Alors que le pays fait face à des transformations climatiques croissantes et à une dépendance accrue vis-à-vis des importations, la nécessité de repenser les pratiques semencières s’impose. Les agriculteurs tunisiens, confrontés à un manque conjoncturel de semences adaptées, se tournent vers des solutions innovantes pour préserver leur autonomie et garantir la sécurité alimentaire.

L’héritage des semences ancestrales

Le pays dispose d’un patrimoine semencier riche et diversifié, avec des variétés locales comme le blé mahmoudi, reconnu pour sa résilience exceptionnelle face à la sécheresse. Ces semences autochtones représentent un atout stratégique, offrant une alternative naturelle aux semences hybrides standardisées qui dominent actuellement le marché agricole.

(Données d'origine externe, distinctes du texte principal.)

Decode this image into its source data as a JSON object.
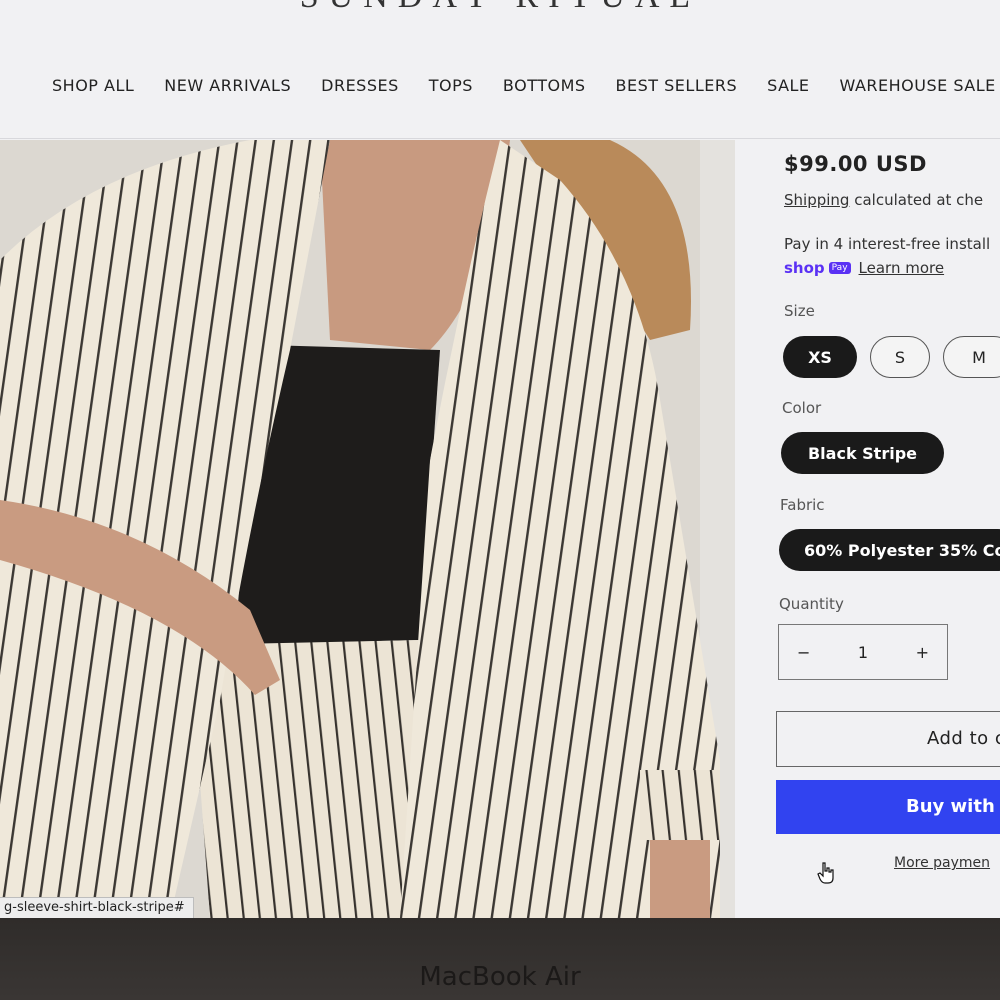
{
  "header": {
    "brand": "SUNDAY RITUAL",
    "nav": [
      "SHOP ALL",
      "NEW ARRIVALS",
      "DRESSES",
      "TOPS",
      "BOTTOMS",
      "BEST SELLERS",
      "SALE",
      "WAREHOUSE SALE"
    ]
  },
  "product": {
    "price": "$99.00 USD",
    "shipping_link": "Shipping",
    "shipping_rest": "calculated at che",
    "installments": "Pay in 4 interest-free install",
    "shop_logo": "shop",
    "shop_pay_tag": "Pay",
    "learn_more": "Learn more",
    "size_label": "Size",
    "sizes": [
      "XS",
      "S",
      "M"
    ],
    "selected_size": "XS",
    "color_label": "Color",
    "color_value": "Black Stripe",
    "fabric_label": "Fabric",
    "fabric_value": "60% Polyester 35% Co",
    "quantity_label": "Quantity",
    "quantity_minus": "−",
    "quantity_value": "1",
    "quantity_plus": "+",
    "add_to_cart": "Add to c",
    "buy_with": "Buy with S",
    "more_payment": "More paymen"
  },
  "status_url": "g-sleeve-shirt-black-stripe#",
  "device_label": "MacBook Air",
  "colors": {
    "buy_button": "#3143f0",
    "selected_pill": "#1a1a1a",
    "shop_pay": "#5a31f4"
  }
}
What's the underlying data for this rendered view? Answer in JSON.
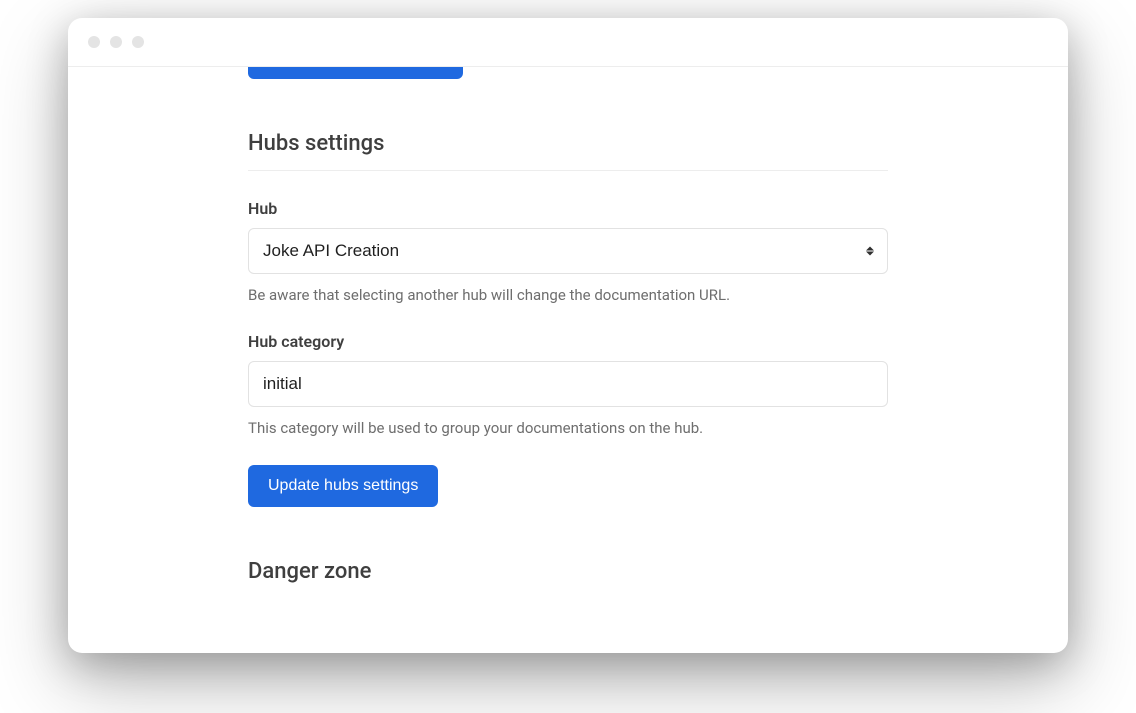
{
  "sections": {
    "hubs": {
      "heading": "Hubs settings",
      "hub_label": "Hub",
      "hub_value": "Joke API Creation",
      "hub_help": "Be aware that selecting another hub will change the documentation URL.",
      "category_label": "Hub category",
      "category_value": "initial",
      "category_help": "This category will be used to group your documentations on the hub.",
      "update_button": "Update hubs settings"
    },
    "danger": {
      "heading": "Danger zone"
    }
  }
}
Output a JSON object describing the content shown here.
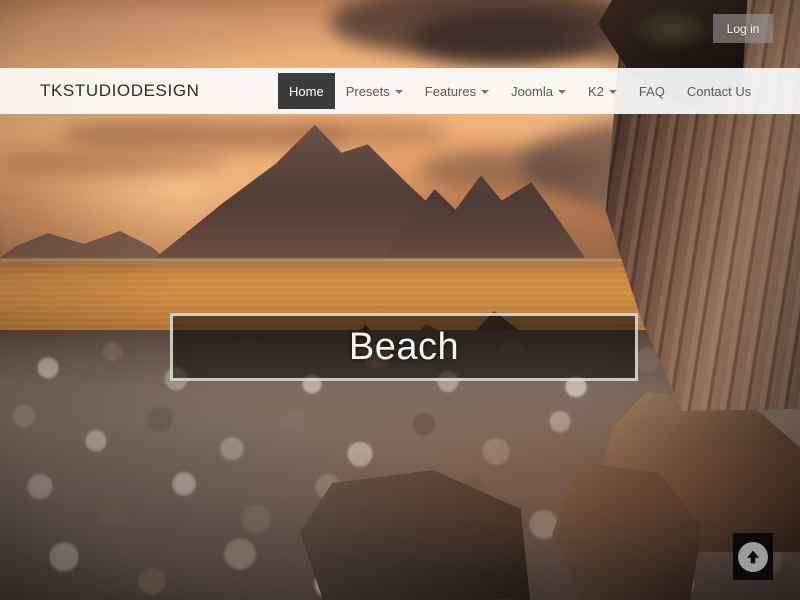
{
  "site": {
    "brand": "TKSTUDIODESIGN"
  },
  "topbar": {
    "login_label": "Log in"
  },
  "nav": {
    "items": [
      {
        "label": "Home",
        "has_dropdown": false,
        "active": true
      },
      {
        "label": "Presets",
        "has_dropdown": true,
        "active": false
      },
      {
        "label": "Features",
        "has_dropdown": true,
        "active": false
      },
      {
        "label": "Joomla",
        "has_dropdown": true,
        "active": false
      },
      {
        "label": "K2",
        "has_dropdown": true,
        "active": false
      },
      {
        "label": "FAQ",
        "has_dropdown": false,
        "active": false
      },
      {
        "label": "Contact Us",
        "has_dropdown": false,
        "active": false
      }
    ]
  },
  "hero": {
    "title": "Beach",
    "scene_description": "Sunset over a pebble beach with mountains, sea and a rocky cliff"
  },
  "scroll_top": {
    "icon": "arrow-up-icon",
    "label": "Back to top"
  },
  "colors": {
    "navbar_background": "#fafafa",
    "active_item_background": "#3b3b3b",
    "active_item_text": "#ffffff",
    "nav_text": "#5a5a5a",
    "brand_text": "#2e2e2e",
    "login_background": "#969696",
    "title_box_border": "#f5f5f5",
    "title_text": "#f4f4f4",
    "scroll_top_background": "#0c0907",
    "scroll_top_circle": "#9b9b9b"
  }
}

Les semences paysannes présentent plusieurs avantages environnementaux par rapport aux semences hybrides, qui sont souvent standardisées et nécessitent des intrants chimiques. Tout d’abord, les semences paysannes sont généralement mieux adaptées aux conditions locales et aux variations climatiques.

Elles résultent de sélections effectuées par les agriculteurs au fil des générations, ce qui leur confère une rusticité et une capacité d’adaptation à des environnements diversifiés. Cette adaptabilité leur permet de survivre à des stress environnementaux tels que la sécheresse, l’humidité excessive ou les maladies, contrairement aux hybrides qui, en raison de leur homogénéité génétique, peuvent être plus vulnérables aux aléas climatiques.

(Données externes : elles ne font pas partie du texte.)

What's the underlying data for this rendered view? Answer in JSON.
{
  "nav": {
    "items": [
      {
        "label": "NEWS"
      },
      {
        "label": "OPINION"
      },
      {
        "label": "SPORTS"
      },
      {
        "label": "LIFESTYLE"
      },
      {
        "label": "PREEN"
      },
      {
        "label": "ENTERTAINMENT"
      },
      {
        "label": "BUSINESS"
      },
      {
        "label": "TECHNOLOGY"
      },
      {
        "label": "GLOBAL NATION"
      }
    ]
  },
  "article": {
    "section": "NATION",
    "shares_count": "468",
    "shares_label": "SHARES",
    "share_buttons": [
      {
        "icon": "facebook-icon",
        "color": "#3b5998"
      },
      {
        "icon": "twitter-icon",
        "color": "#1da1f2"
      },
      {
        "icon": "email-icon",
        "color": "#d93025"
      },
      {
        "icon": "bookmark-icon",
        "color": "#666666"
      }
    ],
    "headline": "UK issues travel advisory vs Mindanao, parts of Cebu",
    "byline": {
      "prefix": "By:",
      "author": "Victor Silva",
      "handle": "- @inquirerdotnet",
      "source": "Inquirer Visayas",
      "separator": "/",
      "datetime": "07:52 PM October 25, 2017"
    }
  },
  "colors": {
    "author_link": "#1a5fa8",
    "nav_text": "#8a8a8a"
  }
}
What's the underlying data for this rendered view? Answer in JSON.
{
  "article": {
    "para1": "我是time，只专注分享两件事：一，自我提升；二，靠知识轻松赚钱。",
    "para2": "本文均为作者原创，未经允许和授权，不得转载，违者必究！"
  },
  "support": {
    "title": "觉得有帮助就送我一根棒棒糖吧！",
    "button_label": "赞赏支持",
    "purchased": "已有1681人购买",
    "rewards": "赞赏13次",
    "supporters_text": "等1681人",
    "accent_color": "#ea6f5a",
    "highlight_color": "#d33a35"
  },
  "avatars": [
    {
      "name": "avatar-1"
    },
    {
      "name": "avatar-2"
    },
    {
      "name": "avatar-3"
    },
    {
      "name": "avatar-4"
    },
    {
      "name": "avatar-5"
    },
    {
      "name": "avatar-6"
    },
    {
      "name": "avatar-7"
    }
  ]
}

Enjeux de la recherche et du développement

Cependant, de nombreux défis freinent leur développement. La législation, notamment la loi de 1999, ne reconnaît que les semences inscrites dans un catalogue officiel dominé par des variétés hybrides. Cette réglementation pénalise les agriculteurs traditionnels, les privant de subventions et d’aides financières. Un désintérêt croissant des jeunes générations pour l’agriculture traditionnelle aggrave encore la situation, menaçant la transmission des savoirs agricoles ancestraux.

Le ministère de l’Agriculture commence à prendre conscience de ces enjeux, lançant des programmes de recherche pour développer des variétés résistantes tout en préservant la biodiversité. L’Association Tunisienne de Permaculture (ATP) joue un rôle crucial dans la valorisation et la conservation de ces semences paysannes.

L’utilisation de ces semences offre également un bénéfice environnemental significatif. En nécessitant moins d’intrants chimiques, elles contribuent à la santé des sols et à la préservation des ressources naturelles. Elles permettent aux agriculteurs de réduire leur dépendance aux grandes entreprises semencières et de renforcer l’autonomie alimentaire locale.

Vers une autonomie alimentaire durable ?

L’autosuffisance alimentaire est devenue une priorité pour la Tunisie, surtout dans le contexte actuel marqué par l’instabilité mondiale et les crises économiques. Les agriculteurs expérimentent avec succès des variétés traditionnelles qui non seulement répondent aux besoins locaux mais également contribuent à la lutte contre le changement climatique.

En multipliant ces semences adaptées, ils espèrent réduire la dépendance aux importations tout en garantissant une production alimentaire suffisante pour la population. Les initiatives privées et publiques doivent converger pour créer un environnement favorable à l’innovation agricole, permettant ainsi aux agriculteurs tunisiens de retrouver leur indépendance.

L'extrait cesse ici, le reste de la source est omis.